The Cambridge-trained expert on gorillas admits now that he violated one fundamental rule in science etiquette: Never speak ill of another scientific field, even if yours is dying from malnutrition.
“There is a feeling that we have to support funding for all sciences in order to ensure that the funding for our science continues,” he says. “We don’t want divisions within the camp.”
He says he doesn’t buy that, but his experience underscores the fact that any scientist who challenges the obvious inequities in research funding in this country does so at considerable personal peril.
Stinging from the criticism, Harcourt says he never intended to imply that space research was unimportant. Indeed, his letter concludes with this paragraph:
“I am not anti-astronomy: Hale-Bopp is going to be a memory of a lifetime. But space can wait; Earth can’t. I have a suggestion. For every new observatory, every new Hubble (every new repair of Hubble!), exactly matching funds from the same source should be automatically provided for the discovery and identification of new life forms on Earth.”
Space exploration is booming these days, due in large part to the existence of a huge federal bureaucracy and a highly dependent industrial community. Proposed cuts in the budget for the National Aeronautics and Space Administration draw cries of anguish from across the country, while there is scarcely a whimper over declining funding for many scientific ventures closer to home.
The urgency for research is here, not in space, Harcourt says, because the Earth is changing and we know so little about so much of it.
Mars will be no different 1,000 years from now, he says, but “wait even 50 years, and what we find on Earth will be vastly different from what we find now.” He is puzzled over human preoccupation with evidence of ancient life on Mars and indifference to rare forms of life on Earth.
“Why is the chemistry of a rock on Mars so interesting to the public? Why is the chemistry of the poison in a New Guinea bird’s feathers uninteresting by comparison?”
He says the pitohui bird could be extinct in 50 years, before we have a chance to understand why its poisoned feathers have the identical toxin to frogs in South America.
“Just think: a bird in New Guinea with the same poison as a frog in South America. An intense toxin, a nerve toxin. Why only this one family of frogs? Why only this one family of birds? How do either the frogs or the birds survive the toxin? Why was it only five years ago that someone thought to check for toxins in bird skin, when we’ve known for a long time that some birds taste foul? Why?”
Harcourt says that unlike the dead microbes--if indeed they are microbes--in the famous meteorite from Mars, new forms of life are discovered on this planet that are at least as strange as whatever may have existed on Mars. As serendipity would have it, just as we finished talking on the telephone, San Francisco State announced the discovery of bizarre worms that thrive on mounds of toxic methane ice in the Gulf of Mexico.
The worms, with two rows of oar-like appendages, join a growing number of creatures discovered in recent years in areas where no life was thought to exist.
Harcourt says he fears that too often these days scientific projects get funded just because they are so expensive. If it costs a lot, he says, people think it must be important. A high price tag gets everybody’s attention.
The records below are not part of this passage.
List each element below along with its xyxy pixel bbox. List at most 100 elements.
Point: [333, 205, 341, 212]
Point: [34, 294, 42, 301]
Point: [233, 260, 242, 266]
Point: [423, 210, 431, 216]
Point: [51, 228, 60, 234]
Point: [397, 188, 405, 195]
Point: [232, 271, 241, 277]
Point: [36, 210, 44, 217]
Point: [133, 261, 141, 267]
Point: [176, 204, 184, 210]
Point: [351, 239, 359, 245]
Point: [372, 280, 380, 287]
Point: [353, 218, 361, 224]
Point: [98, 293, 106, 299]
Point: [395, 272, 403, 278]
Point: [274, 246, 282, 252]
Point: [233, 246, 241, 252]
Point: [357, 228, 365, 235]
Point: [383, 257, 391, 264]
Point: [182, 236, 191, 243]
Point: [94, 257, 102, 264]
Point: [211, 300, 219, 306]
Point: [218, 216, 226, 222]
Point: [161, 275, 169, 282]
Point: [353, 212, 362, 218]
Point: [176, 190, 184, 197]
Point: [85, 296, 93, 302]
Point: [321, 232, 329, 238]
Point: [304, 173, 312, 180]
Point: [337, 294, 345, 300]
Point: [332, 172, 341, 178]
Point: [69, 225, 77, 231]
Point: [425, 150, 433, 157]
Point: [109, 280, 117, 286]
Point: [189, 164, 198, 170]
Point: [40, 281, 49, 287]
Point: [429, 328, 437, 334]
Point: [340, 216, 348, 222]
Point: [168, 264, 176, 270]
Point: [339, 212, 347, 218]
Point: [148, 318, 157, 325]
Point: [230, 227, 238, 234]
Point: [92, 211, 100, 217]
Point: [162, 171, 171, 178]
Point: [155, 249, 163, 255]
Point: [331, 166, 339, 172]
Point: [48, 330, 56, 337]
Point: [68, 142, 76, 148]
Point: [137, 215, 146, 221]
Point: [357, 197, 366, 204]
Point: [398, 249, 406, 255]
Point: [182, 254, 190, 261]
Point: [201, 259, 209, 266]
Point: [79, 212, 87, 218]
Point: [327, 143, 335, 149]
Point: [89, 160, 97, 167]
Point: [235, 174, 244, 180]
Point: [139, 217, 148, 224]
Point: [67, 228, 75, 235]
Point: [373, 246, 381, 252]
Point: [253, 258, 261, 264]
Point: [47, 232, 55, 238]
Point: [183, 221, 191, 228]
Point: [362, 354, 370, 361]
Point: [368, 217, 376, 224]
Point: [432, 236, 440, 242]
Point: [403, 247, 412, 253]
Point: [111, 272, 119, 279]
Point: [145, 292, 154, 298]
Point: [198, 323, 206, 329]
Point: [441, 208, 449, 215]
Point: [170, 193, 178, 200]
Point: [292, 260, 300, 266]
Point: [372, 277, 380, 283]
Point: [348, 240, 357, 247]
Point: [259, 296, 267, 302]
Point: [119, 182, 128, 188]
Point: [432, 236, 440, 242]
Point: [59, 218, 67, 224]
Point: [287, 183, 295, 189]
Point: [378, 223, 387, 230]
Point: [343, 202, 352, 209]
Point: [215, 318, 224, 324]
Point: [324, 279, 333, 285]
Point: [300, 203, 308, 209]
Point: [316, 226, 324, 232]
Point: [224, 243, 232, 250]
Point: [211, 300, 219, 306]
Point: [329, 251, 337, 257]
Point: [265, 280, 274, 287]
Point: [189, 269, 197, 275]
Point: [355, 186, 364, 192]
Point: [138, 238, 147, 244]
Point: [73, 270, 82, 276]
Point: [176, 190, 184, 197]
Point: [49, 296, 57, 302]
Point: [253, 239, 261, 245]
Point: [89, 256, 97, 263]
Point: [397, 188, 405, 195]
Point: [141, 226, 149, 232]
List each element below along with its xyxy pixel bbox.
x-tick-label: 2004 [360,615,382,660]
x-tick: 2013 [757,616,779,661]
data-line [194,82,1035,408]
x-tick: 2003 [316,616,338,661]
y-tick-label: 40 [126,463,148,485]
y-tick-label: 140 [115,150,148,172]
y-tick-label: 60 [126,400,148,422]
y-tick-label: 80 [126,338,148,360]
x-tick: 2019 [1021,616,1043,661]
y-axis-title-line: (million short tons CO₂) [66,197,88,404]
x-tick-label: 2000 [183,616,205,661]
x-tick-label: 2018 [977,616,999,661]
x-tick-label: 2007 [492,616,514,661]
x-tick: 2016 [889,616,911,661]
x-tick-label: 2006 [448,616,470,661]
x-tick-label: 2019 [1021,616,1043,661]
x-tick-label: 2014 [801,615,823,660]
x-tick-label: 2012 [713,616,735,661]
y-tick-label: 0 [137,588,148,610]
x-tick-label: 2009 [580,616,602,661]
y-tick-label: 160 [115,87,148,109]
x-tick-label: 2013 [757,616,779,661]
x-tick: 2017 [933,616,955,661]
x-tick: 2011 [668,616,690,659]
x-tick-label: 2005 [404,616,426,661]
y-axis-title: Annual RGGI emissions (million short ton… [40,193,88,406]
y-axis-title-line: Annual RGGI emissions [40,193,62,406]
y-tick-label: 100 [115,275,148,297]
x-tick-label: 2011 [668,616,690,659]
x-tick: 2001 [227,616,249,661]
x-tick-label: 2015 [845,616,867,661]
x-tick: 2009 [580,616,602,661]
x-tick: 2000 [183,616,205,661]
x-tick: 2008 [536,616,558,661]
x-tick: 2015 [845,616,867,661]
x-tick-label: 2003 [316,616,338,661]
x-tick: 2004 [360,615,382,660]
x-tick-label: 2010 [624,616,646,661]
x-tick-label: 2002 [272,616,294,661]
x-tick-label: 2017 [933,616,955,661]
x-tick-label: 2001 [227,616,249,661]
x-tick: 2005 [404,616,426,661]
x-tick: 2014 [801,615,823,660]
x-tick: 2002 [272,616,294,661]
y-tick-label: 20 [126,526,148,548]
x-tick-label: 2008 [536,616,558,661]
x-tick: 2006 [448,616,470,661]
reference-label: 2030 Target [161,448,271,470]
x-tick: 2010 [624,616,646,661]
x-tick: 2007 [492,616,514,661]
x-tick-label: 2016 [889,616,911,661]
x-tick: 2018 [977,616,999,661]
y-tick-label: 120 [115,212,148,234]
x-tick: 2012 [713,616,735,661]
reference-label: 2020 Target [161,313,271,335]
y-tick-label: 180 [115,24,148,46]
“You hear colleagues talking among themselves about who is doing the most important work,” he says. “It’s not what they are doing, but how much money they’ve got. Surely it’s what they are doing that is important, not how much money they got to do it.”
Space exploration is expensive, he says, so people think it’s important. But he and literally thousands of other scientists believe it doesn’t make sense to shortchange research closer to home while spending billions on space.
One thing that bothers Harcourt is all the publicity over the Hubble Space Telescope. “They say, ‘Look at these wonderful photographs!’ It [the Hubble] cost $2.5 billion. They had better be wonderful photographs,” he says.
By the way, the instrument Harcourt uses to study gorillas is a pair of binoculars. Cost: about $300.